Message “I’ll never again live on crusts of hearsay, crumbs of rumor.”

        2.    “After Job had prayed for his friends, the LORD made him prosperous again and gave him twice as much as he had before.” [Job 42:10]

            a.    God restored Job double what he lost when Job interceded for his friends (offenders).

  •             b.    Forgiveness (like faith) is alive when we put it to work in prayer and love.

    B.    What do we need to do?

        1.    What does not work:

            a.    Time does not heal all things.  With bitterness, they just get worse

            b.    Self-effort.  You cannot do this alone, you need outside help.  God must intervene.  (Remember nobody has beaten this alone.)

        2.    What does work:

            a.    Ask God to forgive you for allowing bitterness to take root.

          b.    Forgive “by faith” from the heart.

          c.    Put works to your faith in sincere prayer for others and acts of love.

          d.    Close the door.  “Admit it.
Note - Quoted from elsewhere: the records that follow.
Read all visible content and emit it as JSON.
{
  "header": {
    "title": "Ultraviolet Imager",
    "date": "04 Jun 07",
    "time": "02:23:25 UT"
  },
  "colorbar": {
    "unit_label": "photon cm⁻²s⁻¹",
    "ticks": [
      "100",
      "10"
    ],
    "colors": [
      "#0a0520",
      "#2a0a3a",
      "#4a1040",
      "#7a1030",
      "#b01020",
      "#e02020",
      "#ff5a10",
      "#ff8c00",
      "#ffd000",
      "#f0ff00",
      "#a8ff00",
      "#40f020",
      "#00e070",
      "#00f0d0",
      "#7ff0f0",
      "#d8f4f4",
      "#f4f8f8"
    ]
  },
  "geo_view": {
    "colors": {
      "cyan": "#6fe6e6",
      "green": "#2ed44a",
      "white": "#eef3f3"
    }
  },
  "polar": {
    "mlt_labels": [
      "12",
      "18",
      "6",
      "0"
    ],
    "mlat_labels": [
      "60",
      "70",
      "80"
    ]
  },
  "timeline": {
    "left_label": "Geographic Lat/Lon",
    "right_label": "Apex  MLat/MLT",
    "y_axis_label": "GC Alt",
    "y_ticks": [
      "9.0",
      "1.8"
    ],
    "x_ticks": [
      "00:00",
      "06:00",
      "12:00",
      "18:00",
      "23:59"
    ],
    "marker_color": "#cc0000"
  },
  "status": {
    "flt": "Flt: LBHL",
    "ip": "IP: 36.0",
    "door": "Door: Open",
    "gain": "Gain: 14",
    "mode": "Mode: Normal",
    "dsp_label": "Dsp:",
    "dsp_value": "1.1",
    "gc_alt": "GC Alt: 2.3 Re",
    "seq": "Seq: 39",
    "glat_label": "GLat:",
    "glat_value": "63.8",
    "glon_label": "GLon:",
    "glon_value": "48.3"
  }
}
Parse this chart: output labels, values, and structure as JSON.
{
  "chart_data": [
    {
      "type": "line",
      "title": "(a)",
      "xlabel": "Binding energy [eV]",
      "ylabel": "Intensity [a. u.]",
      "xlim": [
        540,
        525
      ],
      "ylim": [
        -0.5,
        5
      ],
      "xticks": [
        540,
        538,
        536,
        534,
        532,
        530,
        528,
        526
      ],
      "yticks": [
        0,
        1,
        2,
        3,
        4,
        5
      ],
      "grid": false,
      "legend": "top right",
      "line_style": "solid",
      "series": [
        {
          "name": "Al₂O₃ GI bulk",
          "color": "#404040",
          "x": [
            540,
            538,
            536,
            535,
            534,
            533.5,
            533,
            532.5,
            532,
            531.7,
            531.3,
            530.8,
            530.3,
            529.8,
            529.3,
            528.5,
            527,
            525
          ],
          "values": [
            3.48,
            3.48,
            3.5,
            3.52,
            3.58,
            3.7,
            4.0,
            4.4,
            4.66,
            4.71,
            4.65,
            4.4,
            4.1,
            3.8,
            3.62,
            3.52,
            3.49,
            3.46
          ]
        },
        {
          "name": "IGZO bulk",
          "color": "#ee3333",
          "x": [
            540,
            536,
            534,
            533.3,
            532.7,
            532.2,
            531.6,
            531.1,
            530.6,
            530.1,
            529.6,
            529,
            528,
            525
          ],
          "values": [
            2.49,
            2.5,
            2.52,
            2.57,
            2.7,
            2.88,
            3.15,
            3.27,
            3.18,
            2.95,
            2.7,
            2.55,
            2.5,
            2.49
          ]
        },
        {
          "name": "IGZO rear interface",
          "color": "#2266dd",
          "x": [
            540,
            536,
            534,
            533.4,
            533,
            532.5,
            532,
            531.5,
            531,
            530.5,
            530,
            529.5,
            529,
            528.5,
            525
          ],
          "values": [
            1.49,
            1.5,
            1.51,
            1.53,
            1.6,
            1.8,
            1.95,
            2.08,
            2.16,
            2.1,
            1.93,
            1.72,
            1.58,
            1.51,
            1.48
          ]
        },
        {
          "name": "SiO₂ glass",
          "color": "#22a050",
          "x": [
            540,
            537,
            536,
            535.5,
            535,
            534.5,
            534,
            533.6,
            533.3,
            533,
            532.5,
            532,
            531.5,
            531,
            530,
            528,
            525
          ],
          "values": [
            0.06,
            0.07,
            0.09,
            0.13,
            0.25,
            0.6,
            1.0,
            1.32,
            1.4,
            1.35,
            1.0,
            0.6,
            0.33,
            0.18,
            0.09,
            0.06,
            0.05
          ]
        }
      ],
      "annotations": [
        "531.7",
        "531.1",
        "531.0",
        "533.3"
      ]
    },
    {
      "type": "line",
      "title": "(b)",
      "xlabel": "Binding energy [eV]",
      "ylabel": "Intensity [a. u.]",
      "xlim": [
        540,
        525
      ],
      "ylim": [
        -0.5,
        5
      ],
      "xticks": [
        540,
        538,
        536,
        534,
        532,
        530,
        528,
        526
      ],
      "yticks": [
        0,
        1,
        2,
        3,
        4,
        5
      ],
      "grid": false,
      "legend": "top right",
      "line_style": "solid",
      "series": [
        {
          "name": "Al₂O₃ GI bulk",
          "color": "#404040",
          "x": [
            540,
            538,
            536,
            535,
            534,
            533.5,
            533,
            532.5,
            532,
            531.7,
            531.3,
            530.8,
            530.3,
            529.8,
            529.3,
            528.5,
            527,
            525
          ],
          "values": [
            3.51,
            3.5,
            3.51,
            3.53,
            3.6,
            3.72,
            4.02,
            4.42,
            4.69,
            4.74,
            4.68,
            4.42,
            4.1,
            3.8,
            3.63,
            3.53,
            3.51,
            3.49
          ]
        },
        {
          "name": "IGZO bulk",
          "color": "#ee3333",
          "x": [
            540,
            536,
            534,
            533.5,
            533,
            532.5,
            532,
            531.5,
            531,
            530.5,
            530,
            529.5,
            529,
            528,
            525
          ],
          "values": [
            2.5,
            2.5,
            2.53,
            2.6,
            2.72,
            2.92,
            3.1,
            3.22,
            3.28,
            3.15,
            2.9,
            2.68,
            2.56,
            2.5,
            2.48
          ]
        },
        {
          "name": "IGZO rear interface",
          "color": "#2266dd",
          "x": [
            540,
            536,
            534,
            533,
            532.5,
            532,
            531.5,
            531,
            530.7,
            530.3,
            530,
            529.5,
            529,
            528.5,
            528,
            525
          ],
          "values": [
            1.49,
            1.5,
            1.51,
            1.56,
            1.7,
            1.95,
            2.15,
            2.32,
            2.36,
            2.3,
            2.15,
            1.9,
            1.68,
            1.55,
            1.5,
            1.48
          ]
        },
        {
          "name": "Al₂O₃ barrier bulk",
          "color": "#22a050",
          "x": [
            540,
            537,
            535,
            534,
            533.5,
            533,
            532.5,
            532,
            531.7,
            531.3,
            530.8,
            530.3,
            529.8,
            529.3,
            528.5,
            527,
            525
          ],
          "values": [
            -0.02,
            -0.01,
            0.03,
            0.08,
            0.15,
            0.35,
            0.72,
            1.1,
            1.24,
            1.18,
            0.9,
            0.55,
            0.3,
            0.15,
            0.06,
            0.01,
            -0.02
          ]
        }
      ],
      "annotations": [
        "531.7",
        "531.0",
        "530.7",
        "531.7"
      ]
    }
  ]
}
Quit it.”


IV.    Forgiveness balances life.


    A.    How do you know there is genuine forgiveness?

        1.    Has anyone been an example of the process of forgiveness?

        2.    Joseph.

    B.    Joseph’s example:

        1.    Joseph “covered” their sin.

            a.    “Then Joseph could no longer control himself before all his attendants, and he cried out, "Have everyone leave my presence!" So there was no one with Joseph when he made himself known to his brothers.” [Genesis 45:1]

            b.    He did not spread the situation, protecting the ones he forgave.

        2.    He wanted this brothers to feel comfortable around him.

            a.    “And now, do not be distressed and do not be angry with yourselves for selling me here, because it was to save lives that God sent me ahead of you.” [Genesis 45:5]

            b.    Notice he saw the purpose of God in something that was cruel and senseless.

        3.    He wanted his brothers to forgive themselves.  (This is a case were they had willfully and knowingly given Joseph cause to want justice.)

            a.    “And now, do not be distressed and do not be angry with yourselves for selling me here, because it was to save lives that God sent me ahead of you.” [Genesis 45:5]

            b.    In these cases, both sides have to let go.

        4.    Joseph kept forgiving.

            a.    Genesis 50:15 – 21

            b.    “Forgiveness stands the test of time.”